In April of 2015, Appellant was arrested and charged with aggravated
assault on law enforcement, 18 Pa.C.S. § 2702(a)(3). Although she agreed
to plead guilty to two counts of aggravated assault, Appellant’s guilty plea
was held in abeyance by the court, which instead ordered her admission for
24 months into the mental health court program. Then, in March of 2016,
Appellant was again arrested and pled guilty to simple assault, 18 Pa.C.S. §
2701(a)(1), for which she received a sentence of time-served to 23 months’
incarceration.
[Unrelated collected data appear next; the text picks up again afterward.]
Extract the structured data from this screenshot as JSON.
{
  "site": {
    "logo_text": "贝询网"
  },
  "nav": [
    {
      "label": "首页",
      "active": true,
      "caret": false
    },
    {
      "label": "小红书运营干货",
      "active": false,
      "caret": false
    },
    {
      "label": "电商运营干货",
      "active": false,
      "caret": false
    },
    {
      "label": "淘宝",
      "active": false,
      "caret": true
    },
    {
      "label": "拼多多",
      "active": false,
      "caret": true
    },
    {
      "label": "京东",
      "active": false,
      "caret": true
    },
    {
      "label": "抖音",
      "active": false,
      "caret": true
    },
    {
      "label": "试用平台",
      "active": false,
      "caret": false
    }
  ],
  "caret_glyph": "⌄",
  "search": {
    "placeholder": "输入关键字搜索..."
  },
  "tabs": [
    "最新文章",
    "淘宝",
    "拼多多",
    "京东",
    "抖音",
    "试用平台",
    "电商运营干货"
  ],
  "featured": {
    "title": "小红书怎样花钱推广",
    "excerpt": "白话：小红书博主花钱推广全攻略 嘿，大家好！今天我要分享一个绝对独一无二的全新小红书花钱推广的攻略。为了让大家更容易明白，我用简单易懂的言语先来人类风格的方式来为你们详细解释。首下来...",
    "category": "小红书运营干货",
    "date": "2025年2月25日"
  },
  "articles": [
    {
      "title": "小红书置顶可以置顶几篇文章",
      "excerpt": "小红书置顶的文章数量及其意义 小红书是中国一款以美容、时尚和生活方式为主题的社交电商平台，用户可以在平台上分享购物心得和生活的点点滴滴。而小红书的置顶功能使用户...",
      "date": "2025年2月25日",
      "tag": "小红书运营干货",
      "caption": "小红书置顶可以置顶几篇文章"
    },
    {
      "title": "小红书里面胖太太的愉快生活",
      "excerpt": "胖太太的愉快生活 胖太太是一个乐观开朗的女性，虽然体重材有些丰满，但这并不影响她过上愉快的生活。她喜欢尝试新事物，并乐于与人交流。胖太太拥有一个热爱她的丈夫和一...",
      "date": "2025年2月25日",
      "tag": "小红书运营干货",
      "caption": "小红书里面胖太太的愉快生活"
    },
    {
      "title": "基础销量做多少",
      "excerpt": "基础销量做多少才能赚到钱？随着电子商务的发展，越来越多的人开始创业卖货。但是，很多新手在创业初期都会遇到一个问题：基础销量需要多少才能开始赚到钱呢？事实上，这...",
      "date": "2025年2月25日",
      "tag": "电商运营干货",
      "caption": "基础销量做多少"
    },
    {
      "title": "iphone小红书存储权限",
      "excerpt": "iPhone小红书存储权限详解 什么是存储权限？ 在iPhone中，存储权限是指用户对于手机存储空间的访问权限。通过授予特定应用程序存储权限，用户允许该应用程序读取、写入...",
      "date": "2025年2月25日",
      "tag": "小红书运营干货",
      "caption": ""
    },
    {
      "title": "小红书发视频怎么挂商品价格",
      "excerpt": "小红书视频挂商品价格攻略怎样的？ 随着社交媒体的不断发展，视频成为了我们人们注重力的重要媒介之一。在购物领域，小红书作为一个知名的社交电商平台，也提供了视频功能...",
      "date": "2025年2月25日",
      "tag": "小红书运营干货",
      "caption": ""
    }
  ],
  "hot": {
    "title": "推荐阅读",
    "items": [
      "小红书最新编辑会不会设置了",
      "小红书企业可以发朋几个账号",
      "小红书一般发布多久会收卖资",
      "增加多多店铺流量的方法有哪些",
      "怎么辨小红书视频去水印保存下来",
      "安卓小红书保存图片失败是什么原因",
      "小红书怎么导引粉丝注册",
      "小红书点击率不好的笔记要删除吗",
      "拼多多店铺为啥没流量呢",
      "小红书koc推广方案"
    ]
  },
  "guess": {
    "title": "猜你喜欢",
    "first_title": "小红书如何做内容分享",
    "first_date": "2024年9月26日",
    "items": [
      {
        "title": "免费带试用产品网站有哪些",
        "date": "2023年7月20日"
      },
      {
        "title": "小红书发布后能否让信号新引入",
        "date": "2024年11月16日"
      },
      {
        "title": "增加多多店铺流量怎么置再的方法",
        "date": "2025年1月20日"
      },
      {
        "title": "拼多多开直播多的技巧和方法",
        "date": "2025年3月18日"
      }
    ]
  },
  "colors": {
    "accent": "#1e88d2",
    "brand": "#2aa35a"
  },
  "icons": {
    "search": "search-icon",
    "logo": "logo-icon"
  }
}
After a hearing was held on May 10, 2016, and as a result of
the 2016 simple assault conviction, Appellant was found to have violated the
terms of her commitment to the mental health court program in connection
with the 2015 aggravated assault case and was sentenced to three years’
probation to be served under the supervision of the mental health unit.
While still incarcerated, the probation department sought housing for
Appellant in a Carelink facility, due to the fact that she was homeless.
Shortly after Appellant’s release, allegations were made that she had
committed technical violations of both her probation relating to the 2015
case and her parole related to the 2016 case.
____________________________________________
1
This Court issued a per curiam order on October 4, 2016, consolidating
Appellant’s two appeals.
-2-
J-S25007-17
A hearing was scheduled for July 6, 2016, at which both the 2015 and
2016 cases were at issue. Appellant’s counsel stipulated that notice was
received; however, she contested the violations. Following arguments
presented by the Commonwealth and Appellant’s counsel, the court imposed
the four to eight year aggregate sentence. Appellant filed post-sentence
motions and an appeal to this Court. She also filed a concise statement of
matters complained of on appeal pursuant to Pa.R.A.P. 1925(b). In her
brief, she sets forth the following two issues for our review:
1. Did the trial court abuse its discretion and/or commit an error
of law by finding Appellant in violation of her probation, where
the evidence was gravely insufficient to support the violations
alleged, and where Appellant was effectively denied the ability to
participate in her own defense[?]
2. Did the trial court abuse its discretion by entering a
manifestly excessive sentence, which consisted of total
confinement, which was inappropriate to meet Appellant’s
rehabilitative needs, and which was not essential to vindicate the
authority of the court[?]
Appellant’s brief at 3. In its opinion in response to Appellant’s appeal to this
Court, the trial court discussed factual matters relating to the alleged
violations, which it relied upon to support the imposition of the aggregate
sentence of four to eight years in prison.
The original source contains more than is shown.